- Born: 1876 Fukuoka Prefecture, Japan
- Died: 1963 (aged 86–87)
- Occupation: Nurse

= Tome Yoshida =

Japanese nurse (1876–1963)

Tome Yoshida (吉田 とめ, Yoshida Tome) was a Japanese nurse. She was born in 1876 in Fukuoka Prefecture and in 1895 entered the Fukuoka Kenritsu Byōin Kango Yōseijo (福岡県立病院看護養成所, Fukuoka Prefectural Hospital Nurses' Training School).

==Career==
Hospital director Ōmori Harutoyo, gave her a chance to oversee education inland, after her graduation in 1903. Fukuoka Ika Daigaku (福岡医科大学, Fukuoka Medical School) was established, she was appointed chief clinical nurse and after it was commissioned she became general head nurse She worked to develop a nursing school. With construction of diagnosis and treatment departments, she became the chief nurse of the department of ophthalmology, dermatology and otorhinolaryngology.

In 1908, she held Kyūshū Digaku Bukkyōiku Seinenkai (九州大学佛教育青年会, Kyushu University Buddhist Young Men's Educational Association) retreats for young nurses, naming the retreat Wakaba-kai (若葉会). These retreats came to symbolize the nurse. She published a collection of haiku.

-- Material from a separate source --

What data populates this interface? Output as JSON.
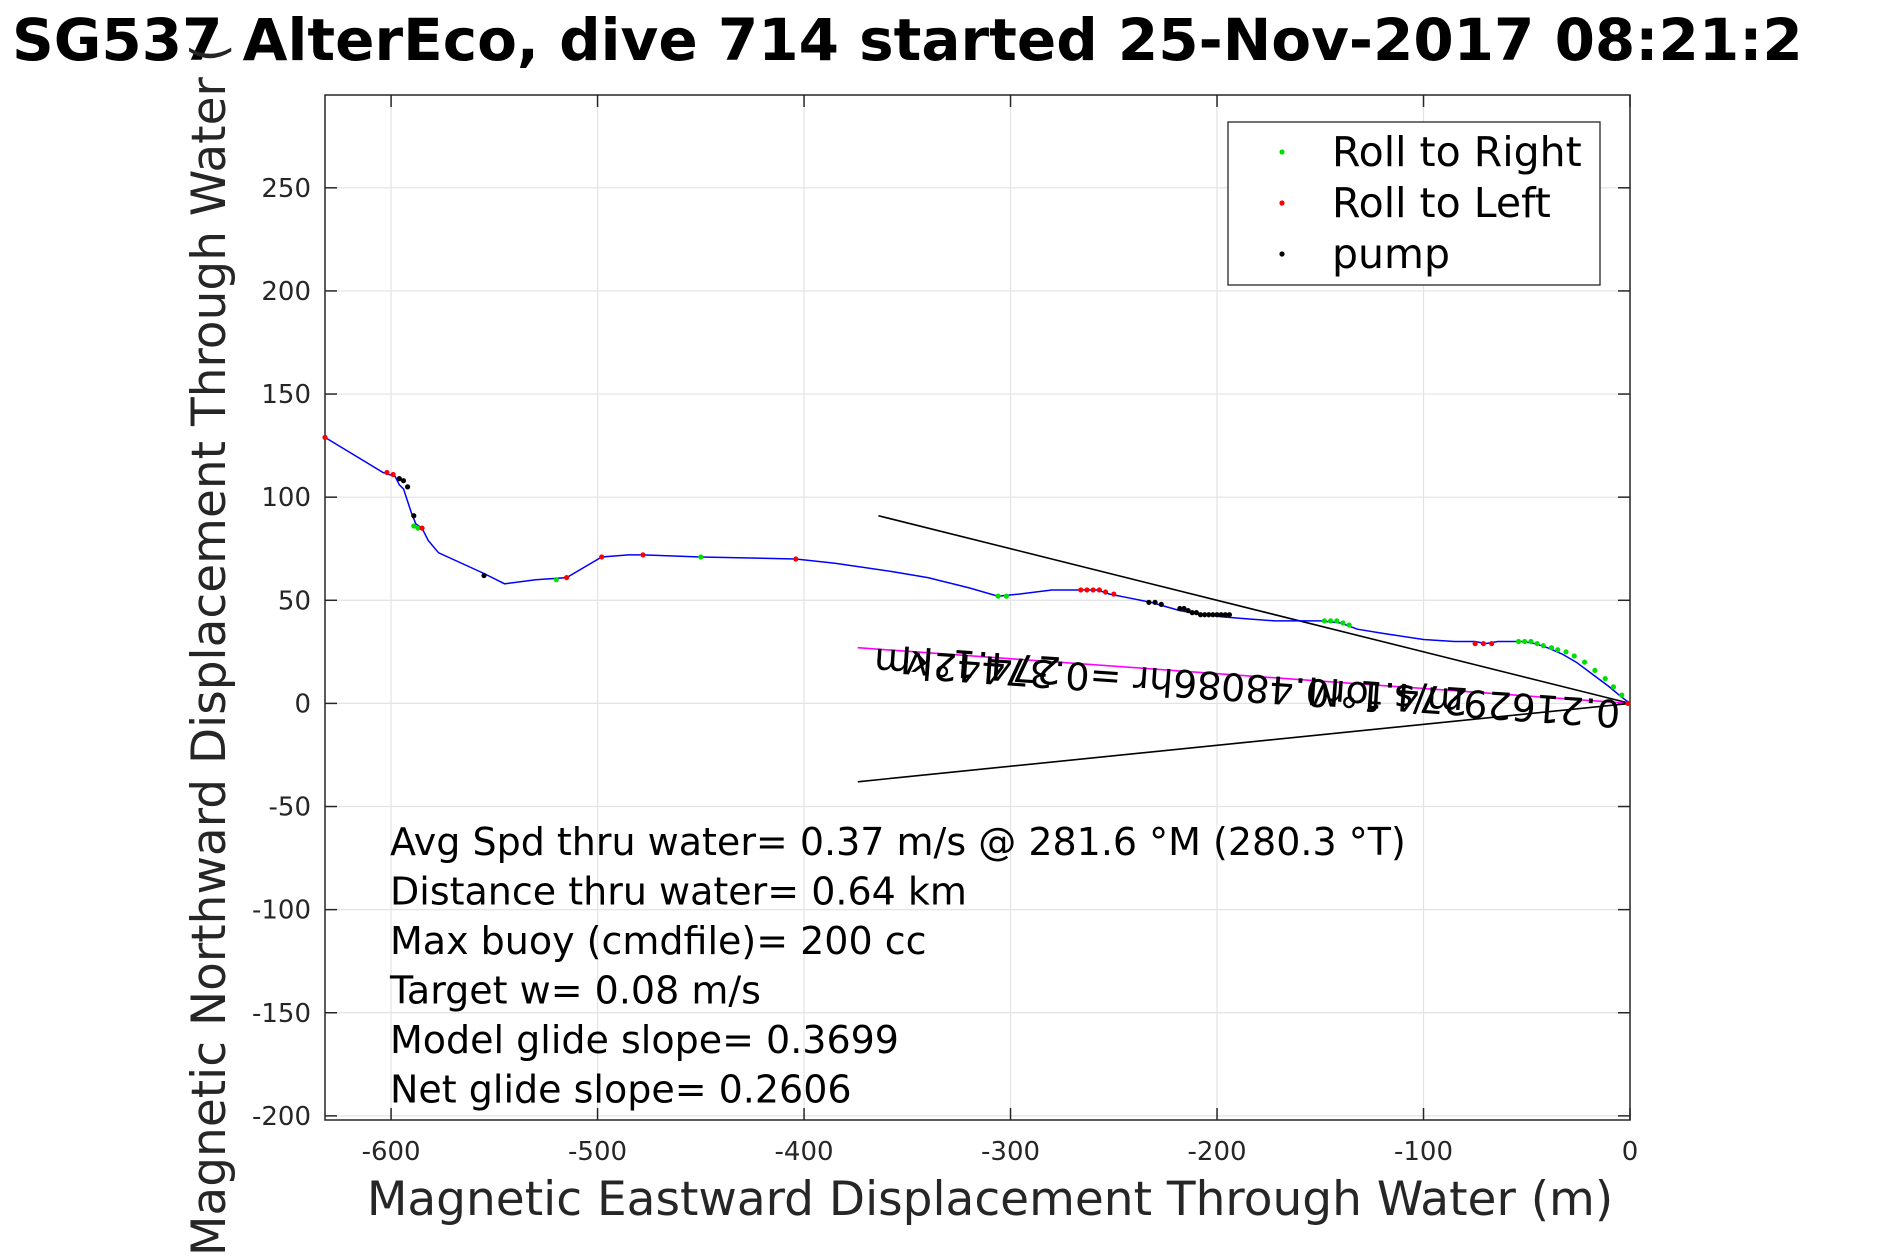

In 1933, she retired from nursing and spent the rest of her life doing reading or making haiku in Fukuoka City Hirao lodge. After retiring, she published Wakaba (若葉) magazine, and worked to develop the study of nursing ethics for Kyushu University.

==Death and legacy==
In 1963, she died at the age of 92. In the same year Kyushu University made a bust of her, Yoshida Tome joshi no zō (吉田とめ女史之像, Statue of lady Tome Yoshida), to honor her achievements in celebration of the university's 60th anniversary.